Si vestì al buio e si strofinò i denti col sale, senza bisogno di lampade, e quando uscì dalla tenda battendo i piedi per farli entrare meglio negli stivali, vide che Faile aveva già i suoi nuovi servitori raccolti attorno a sé, nello scuro grigiore del primo mattino, alcuni di loro muniti di lanterne. La figlia di un lord aveva bisogno di servitori: avrebbe dovuto provvedere prima lui stesso. A Caemlyn Faile aveva addestrato allo scopo alcune persone dei Fiumi Gemelli, ma vista la necessità di segretezza non avevano potuto portarle in quel viaggio. Mastro Gill sarebbe di sicuro tornato a casa non appena possibile, e con lui Lamgwin e Breane, ma forse Maighdin e Lini sarebbero rimaste.

Aram, seduto a gambe incrociate accanto alla tenda, si raddrizzò e aspettò Perrin in silenzio.
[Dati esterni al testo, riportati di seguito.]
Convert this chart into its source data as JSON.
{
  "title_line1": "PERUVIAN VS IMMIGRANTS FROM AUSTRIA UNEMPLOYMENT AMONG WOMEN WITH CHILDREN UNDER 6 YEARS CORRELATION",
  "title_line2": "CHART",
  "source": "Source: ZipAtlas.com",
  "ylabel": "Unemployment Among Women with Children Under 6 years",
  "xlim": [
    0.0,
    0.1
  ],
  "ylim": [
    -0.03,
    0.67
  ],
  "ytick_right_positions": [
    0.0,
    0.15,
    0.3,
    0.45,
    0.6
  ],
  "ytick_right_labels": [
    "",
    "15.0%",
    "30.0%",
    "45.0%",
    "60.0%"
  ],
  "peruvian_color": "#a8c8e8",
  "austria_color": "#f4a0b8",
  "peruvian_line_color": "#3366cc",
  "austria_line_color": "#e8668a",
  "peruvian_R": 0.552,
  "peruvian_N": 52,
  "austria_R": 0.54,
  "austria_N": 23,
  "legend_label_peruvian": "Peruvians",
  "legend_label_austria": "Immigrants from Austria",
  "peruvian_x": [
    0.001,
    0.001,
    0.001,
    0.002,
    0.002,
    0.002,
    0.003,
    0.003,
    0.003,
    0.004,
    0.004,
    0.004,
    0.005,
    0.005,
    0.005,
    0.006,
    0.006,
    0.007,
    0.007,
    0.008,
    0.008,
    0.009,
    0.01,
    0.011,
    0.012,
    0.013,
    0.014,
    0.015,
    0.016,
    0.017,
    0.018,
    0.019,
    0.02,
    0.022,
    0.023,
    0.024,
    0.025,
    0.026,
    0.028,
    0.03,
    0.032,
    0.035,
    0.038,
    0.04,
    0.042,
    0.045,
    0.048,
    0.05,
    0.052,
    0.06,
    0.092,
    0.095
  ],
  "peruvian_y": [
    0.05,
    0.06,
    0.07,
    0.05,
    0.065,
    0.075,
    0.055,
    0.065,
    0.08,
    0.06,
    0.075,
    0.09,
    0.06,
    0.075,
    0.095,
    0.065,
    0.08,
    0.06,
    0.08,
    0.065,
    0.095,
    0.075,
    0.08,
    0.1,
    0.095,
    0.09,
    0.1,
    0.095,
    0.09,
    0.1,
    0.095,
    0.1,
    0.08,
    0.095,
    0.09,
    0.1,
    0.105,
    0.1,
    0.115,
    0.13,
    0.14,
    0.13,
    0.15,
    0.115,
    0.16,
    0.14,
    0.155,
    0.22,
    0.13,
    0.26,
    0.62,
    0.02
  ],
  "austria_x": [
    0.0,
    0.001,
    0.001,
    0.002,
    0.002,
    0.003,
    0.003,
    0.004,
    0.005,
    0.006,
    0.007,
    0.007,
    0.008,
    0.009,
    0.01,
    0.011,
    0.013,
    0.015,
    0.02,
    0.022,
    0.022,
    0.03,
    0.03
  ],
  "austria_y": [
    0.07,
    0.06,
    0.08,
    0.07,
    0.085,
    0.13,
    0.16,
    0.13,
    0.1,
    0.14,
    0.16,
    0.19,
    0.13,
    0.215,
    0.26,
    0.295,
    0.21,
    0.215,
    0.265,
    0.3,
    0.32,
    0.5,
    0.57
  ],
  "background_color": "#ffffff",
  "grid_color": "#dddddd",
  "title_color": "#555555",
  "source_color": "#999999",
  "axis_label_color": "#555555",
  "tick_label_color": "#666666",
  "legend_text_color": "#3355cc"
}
Se Perrin non gliel’avesse impedito, quel ragazzo avrebbe dormito sulla soglia della tenda. Quel mattino indossava una giubba a strisce bianche e rosse, anche se il bianco era un po’ lercio, e già adesso l’elsa col pomello a testa di lupo gli spuntava da sopra una spalla. Perrin aveva lasciato la sua ascia nella tenda, lieto di poterne fare a meno. Tallanvor portava ancora la spada appesa al cinturone che chiudeva la giubba, ma mastro Gill e gli altri due uomini erano disarmati.
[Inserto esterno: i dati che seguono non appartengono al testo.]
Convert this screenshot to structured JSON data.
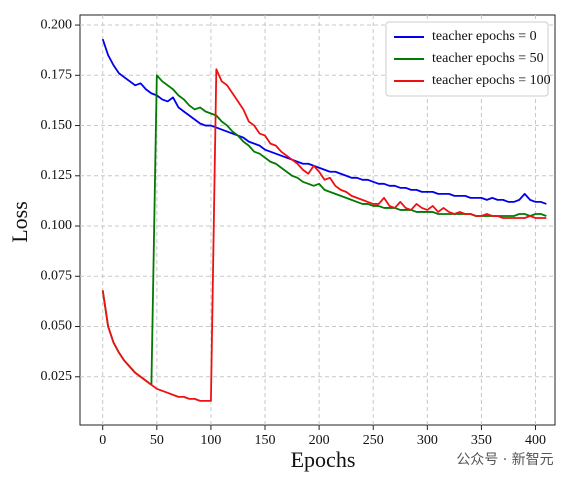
{
  "chart_data": {
    "type": "line",
    "xlabel": "Epochs",
    "ylabel": "Loss",
    "watermark": "公众号 · 新智元",
    "x": [
      0,
      5,
      10,
      15,
      20,
      25,
      30,
      35,
      40,
      45,
      50,
      55,
      60,
      65,
      70,
      75,
      80,
      85,
      90,
      95,
      100,
      105,
      110,
      115,
      120,
      125,
      130,
      135,
      140,
      145,
      150,
      155,
      160,
      165,
      170,
      175,
      180,
      185,
      190,
      195,
      200,
      205,
      210,
      215,
      220,
      225,
      230,
      235,
      240,
      245,
      250,
      255,
      260,
      265,
      270,
      275,
      280,
      285,
      290,
      295,
      300,
      305,
      310,
      315,
      320,
      325,
      330,
      335,
      340,
      345,
      350,
      355,
      360,
      365,
      370,
      375,
      380,
      385,
      390,
      395,
      400,
      405,
      410
    ],
    "series": [
      {
        "name": "teacher epochs = 0",
        "color": "#0000ee",
        "values": [
          0.193,
          0.185,
          0.18,
          0.176,
          0.174,
          0.172,
          0.17,
          0.171,
          0.168,
          0.166,
          0.165,
          0.163,
          0.162,
          0.164,
          0.159,
          0.157,
          0.155,
          0.153,
          0.151,
          0.15,
          0.15,
          0.149,
          0.148,
          0.147,
          0.146,
          0.145,
          0.144,
          0.142,
          0.141,
          0.14,
          0.138,
          0.137,
          0.136,
          0.135,
          0.134,
          0.133,
          0.132,
          0.131,
          0.131,
          0.13,
          0.129,
          0.128,
          0.127,
          0.127,
          0.126,
          0.125,
          0.124,
          0.124,
          0.123,
          0.123,
          0.122,
          0.121,
          0.121,
          0.12,
          0.12,
          0.119,
          0.119,
          0.118,
          0.118,
          0.117,
          0.117,
          0.117,
          0.116,
          0.116,
          0.116,
          0.115,
          0.115,
          0.115,
          0.114,
          0.114,
          0.114,
          0.113,
          0.114,
          0.113,
          0.113,
          0.112,
          0.112,
          0.113,
          0.116,
          0.113,
          0.112,
          0.112,
          0.111
        ]
      },
      {
        "name": "teacher epochs = 50",
        "color": "#007a00",
        "values": [
          0.068,
          0.05,
          0.042,
          0.037,
          0.033,
          0.03,
          0.027,
          0.025,
          0.023,
          0.021,
          0.175,
          0.172,
          0.17,
          0.168,
          0.165,
          0.163,
          0.16,
          0.158,
          0.159,
          0.157,
          0.156,
          0.155,
          0.152,
          0.15,
          0.147,
          0.145,
          0.142,
          0.14,
          0.137,
          0.136,
          0.134,
          0.132,
          0.131,
          0.129,
          0.127,
          0.125,
          0.124,
          0.122,
          0.121,
          0.12,
          0.121,
          0.118,
          0.117,
          0.116,
          0.115,
          0.114,
          0.113,
          0.112,
          0.111,
          0.111,
          0.11,
          0.11,
          0.109,
          0.109,
          0.109,
          0.108,
          0.108,
          0.108,
          0.107,
          0.107,
          0.107,
          0.107,
          0.106,
          0.106,
          0.106,
          0.106,
          0.106,
          0.106,
          0.106,
          0.105,
          0.105,
          0.105,
          0.105,
          0.105,
          0.105,
          0.105,
          0.105,
          0.106,
          0.106,
          0.105,
          0.106,
          0.106,
          0.105
        ]
      },
      {
        "name": "teacher epochs = 100",
        "color": "#ee1111",
        "values": [
          0.068,
          0.05,
          0.042,
          0.037,
          0.033,
          0.03,
          0.027,
          0.025,
          0.023,
          0.021,
          0.019,
          0.018,
          0.017,
          0.016,
          0.015,
          0.015,
          0.014,
          0.014,
          0.013,
          0.013,
          0.013,
          0.178,
          0.172,
          0.17,
          0.166,
          0.162,
          0.158,
          0.152,
          0.15,
          0.146,
          0.145,
          0.141,
          0.14,
          0.137,
          0.135,
          0.133,
          0.131,
          0.128,
          0.126,
          0.13,
          0.127,
          0.123,
          0.124,
          0.12,
          0.118,
          0.117,
          0.115,
          0.114,
          0.113,
          0.112,
          0.111,
          0.111,
          0.114,
          0.11,
          0.109,
          0.112,
          0.109,
          0.108,
          0.111,
          0.109,
          0.108,
          0.11,
          0.107,
          0.109,
          0.107,
          0.106,
          0.107,
          0.106,
          0.106,
          0.105,
          0.105,
          0.106,
          0.105,
          0.105,
          0.104,
          0.104,
          0.104,
          0.104,
          0.104,
          0.105,
          0.104,
          0.104,
          0.104
        ]
      }
    ],
    "xlim": [
      -21,
      418
    ],
    "ylim": [
      0.001,
      0.205
    ],
    "xticks": [
      0,
      50,
      100,
      150,
      200,
      250,
      300,
      350,
      400
    ],
    "yticks": [
      0.025,
      {
        "value": 0.05,
        "label": "0.050"
      },
      0.075,
      {
        "value": 0.1,
        "label": "0.100"
      },
      0.125,
      {
        "value": 0.15,
        "label": "0.150"
      },
      0.175,
      {
        "value": 0.2,
        "label": "0.200"
      }
    ],
    "grid": true,
    "legend": "upper right"
  }
}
Faile doveva averlo osservato per tutto il tempo, perché non appena Perrin uscì lei indicò la tenda, dando chiaramente degli ordini. Maighdin e Breane passarono di gran carriera accanto a lui e ad Aram; portavano con sé le lanterne, tenevano la mascella serrata e, chissà perché, odoravano di ferma determinazione. Nessuna delle due gli fece la riverenza, una piacevole sorpresa. Lini sì, un rapido piegarsi delle ginocchia prima di scattare dietro le altre due mormorando qualcosa sulla necessità di ‘saper stare al proprio posto’. Perrin sospettava che Lini fosse una di quelle donne il cui posto, secondo loro, era ovviamente al comando. A pensarci bene, quasi tutte le donne erano così. E dappertutto, non solo nei Fiumi Gemelli.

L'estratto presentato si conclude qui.